Militants killed at least six United Nations soldiers on Thursday in northern Mali, in one the deadliest ever attacks on the world’s most dangerous peacekeeping mission, claimed by Al-Qaeda’s north African arm.
Minusma, the UN’s force in the volatile west African nation, said its patrol was ambushed around 9:00 am (0900 GMT), 45 kilometres (28 miles) southwest of the city of Timbuktu on the road to Goundam.
“Preliminary reports indicate that six peacekeepers were killed and five others wounded. The evacuation of the wounded is in progress,” it said in a statement.
The force said two of its vehicles had been destroyed, and that reinforcements had been sent to the area, backed from the air by helicopters.
A source within Minusma said the soldiers, from Burkina Faso, were victims of an “ambush” by heavily-armed fighters.
Mauritanian news agency Al-Akhbar, which regularly carries credible claims of responsibility by jihadist groups, said it had received a statement from Al-Qaeda in the Islamic Maghreb (AQIM) admitting the attack and putting the death toll at seven.

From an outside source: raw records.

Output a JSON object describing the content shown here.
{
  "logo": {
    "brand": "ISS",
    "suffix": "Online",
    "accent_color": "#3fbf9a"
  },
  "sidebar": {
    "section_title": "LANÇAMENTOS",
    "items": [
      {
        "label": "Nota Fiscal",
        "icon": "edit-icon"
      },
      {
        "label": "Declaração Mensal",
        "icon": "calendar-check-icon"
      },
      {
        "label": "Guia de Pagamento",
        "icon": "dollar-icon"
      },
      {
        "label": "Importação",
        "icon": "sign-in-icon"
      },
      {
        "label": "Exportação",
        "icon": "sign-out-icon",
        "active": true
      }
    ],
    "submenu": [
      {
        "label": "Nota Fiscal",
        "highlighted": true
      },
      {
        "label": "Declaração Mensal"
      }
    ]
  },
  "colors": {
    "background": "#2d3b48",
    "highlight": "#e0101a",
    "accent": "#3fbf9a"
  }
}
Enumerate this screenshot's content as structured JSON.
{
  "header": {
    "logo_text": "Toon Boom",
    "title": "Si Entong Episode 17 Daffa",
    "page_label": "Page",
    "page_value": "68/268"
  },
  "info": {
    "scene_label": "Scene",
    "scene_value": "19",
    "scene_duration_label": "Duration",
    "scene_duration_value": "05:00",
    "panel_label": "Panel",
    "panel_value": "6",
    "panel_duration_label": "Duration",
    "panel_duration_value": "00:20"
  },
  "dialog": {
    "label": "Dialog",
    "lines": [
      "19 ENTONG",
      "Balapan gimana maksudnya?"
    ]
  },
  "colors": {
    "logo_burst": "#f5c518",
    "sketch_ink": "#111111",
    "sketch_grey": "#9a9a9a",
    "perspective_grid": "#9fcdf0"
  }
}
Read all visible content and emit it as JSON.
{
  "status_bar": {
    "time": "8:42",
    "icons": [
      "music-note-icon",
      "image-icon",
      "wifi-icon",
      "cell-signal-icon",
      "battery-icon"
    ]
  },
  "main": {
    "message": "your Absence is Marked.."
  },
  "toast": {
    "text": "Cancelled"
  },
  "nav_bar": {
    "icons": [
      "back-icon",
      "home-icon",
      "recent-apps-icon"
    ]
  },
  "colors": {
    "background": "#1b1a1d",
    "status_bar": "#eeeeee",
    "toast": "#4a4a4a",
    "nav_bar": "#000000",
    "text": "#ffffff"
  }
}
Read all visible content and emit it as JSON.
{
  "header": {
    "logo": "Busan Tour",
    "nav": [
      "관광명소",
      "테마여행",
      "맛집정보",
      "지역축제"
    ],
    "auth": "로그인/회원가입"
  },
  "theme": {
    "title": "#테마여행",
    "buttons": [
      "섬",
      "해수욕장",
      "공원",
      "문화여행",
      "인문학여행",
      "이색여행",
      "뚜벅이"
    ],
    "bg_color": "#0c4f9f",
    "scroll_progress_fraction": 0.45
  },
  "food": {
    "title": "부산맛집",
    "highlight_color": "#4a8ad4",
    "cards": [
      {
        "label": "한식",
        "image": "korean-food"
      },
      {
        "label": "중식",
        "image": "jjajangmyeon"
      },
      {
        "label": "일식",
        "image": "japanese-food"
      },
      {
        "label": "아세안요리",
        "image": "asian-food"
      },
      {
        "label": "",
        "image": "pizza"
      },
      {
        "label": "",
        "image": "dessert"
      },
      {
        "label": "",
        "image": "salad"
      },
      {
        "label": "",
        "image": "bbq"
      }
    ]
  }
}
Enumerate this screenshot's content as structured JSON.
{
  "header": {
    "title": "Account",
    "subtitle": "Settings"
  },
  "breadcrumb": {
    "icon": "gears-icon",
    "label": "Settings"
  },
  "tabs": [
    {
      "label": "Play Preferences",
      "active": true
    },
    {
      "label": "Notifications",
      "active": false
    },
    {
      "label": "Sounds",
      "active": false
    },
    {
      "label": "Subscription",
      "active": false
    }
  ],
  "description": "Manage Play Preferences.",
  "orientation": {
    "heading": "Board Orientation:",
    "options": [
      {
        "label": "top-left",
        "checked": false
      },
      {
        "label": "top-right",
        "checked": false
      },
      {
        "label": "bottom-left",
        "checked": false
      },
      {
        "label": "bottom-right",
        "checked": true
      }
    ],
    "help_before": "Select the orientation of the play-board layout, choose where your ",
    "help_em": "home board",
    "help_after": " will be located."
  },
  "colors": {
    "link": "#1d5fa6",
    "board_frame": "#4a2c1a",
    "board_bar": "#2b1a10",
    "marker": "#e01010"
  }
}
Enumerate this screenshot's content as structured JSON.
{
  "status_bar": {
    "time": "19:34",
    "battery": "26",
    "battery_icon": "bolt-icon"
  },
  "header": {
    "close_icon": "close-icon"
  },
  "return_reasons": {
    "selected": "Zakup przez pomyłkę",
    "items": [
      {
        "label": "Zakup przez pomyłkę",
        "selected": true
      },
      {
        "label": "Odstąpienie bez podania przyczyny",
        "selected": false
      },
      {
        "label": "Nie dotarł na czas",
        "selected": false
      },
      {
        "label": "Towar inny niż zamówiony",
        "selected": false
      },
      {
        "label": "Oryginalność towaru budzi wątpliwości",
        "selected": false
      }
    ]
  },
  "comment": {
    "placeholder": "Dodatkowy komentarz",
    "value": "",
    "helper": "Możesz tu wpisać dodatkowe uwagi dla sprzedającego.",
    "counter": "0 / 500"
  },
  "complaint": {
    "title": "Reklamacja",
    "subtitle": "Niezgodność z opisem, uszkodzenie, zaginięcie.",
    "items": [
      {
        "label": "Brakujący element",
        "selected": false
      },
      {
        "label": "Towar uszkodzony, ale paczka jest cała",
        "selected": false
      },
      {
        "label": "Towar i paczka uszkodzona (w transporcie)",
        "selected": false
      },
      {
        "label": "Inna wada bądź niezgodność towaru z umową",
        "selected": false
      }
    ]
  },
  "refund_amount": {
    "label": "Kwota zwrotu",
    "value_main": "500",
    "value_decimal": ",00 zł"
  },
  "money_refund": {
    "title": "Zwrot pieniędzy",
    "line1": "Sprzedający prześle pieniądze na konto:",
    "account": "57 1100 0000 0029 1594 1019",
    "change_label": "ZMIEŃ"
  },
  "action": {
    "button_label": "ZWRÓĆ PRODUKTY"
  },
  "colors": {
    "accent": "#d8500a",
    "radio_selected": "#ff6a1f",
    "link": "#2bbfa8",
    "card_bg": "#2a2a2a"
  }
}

Thursday’s attack was the largest loss of life for Minusma since nine of its soldiers were killed in the Gao region in an October ambush later claimed by the Movement for Oneness and Jihad in West Africa (Mujao).
The UN says 35 peacekeepers have been killed in combat since MINUSMA’s inception in 2013, not including Thursday’s attack, making northern Mali the deadliest theatre on earth for its personnel.
‘Major shortfalls’
Three UN soldiers were wounded on May 28 when a convoy including the head of peacekeeping in Mali triggered landmines in the north, in an operation also claimed by AQIM.
Minusma’s Danish commander Michael Lollesgaard and police commissioner Abdounasir Awale were on a field visit when a vehicle in their convoy hit a mine between the towns of Dire and Ber.
The force is regularly attacked by militants in the north, and was targeted for the first time in the capital Bamako in May, when a militant opened fire on a Minusma residence in the city’s Faso Kanu neighborhood, wounding a civilian guard.
Lollesgaard said last month the mission lacked the training, logistics and intelligence capabilities to effectively carry out its operations.
“I possess some good assets but overall we have some major shortfalls that make us extremely vulnerable,” he said.
The general said gaps in intelligence, as well troop training, safety and supplies were of major concern.
Lollesgaard also criticized the UN’s use of private carriers to supply troops working for MINUMSA, which had its mandate renewed for another year earlier this week.
“North of the Niger River, the hostilities are so imminent and the road conditions are so poor that it is irresponsible to keep on going there with old fragile civilian trucks that are unprotected and driven by people that are not soldiers,” he said.
Brutal regime
Security sources said on Wednesday the Malian army had killed three “terrorists” during a cross-border search operation for jihadists backed by Ivorian troops.
The exercise came after government and police buildings were ransacked in the southern Malian town of Fakola, 20 kilometers from Ivory Coast, on Sunday in an attack claimed by the Islamist militia Ansar Dine.
The group has also claimed responsibility for an attack on a military camp near the Mauritanian border on Saturday during which three soldiers and nine militants were killed.
Jihadist attacks are normally confined to Mali’s restive northern desert region but areas bordering Mauritania have been targeted since the start of the year, and southern settlements more recently.
The north came under the control of Ansar Dine—which is Arabic for Defenders of Faith—AQIM and MUJAO, in April 2012.
A move south towards the capital by the extremists, who imposed a brutal version of sharia on inhabitants, prompted France to intervene in January 2013, pounding their positions in the north.
Their organizational structure smashed, small pockets of armed Islamists managed to remain active, and continue to carry out occasional deadly attacks in the desert.
The area around Goundam, a town of around 16,000 people some 100 kilometers (60 miles) southwest of Timbuktu, has seen regular violence, culminating in the killing of nine Malian soldiers in May by Tuareg-led rebels.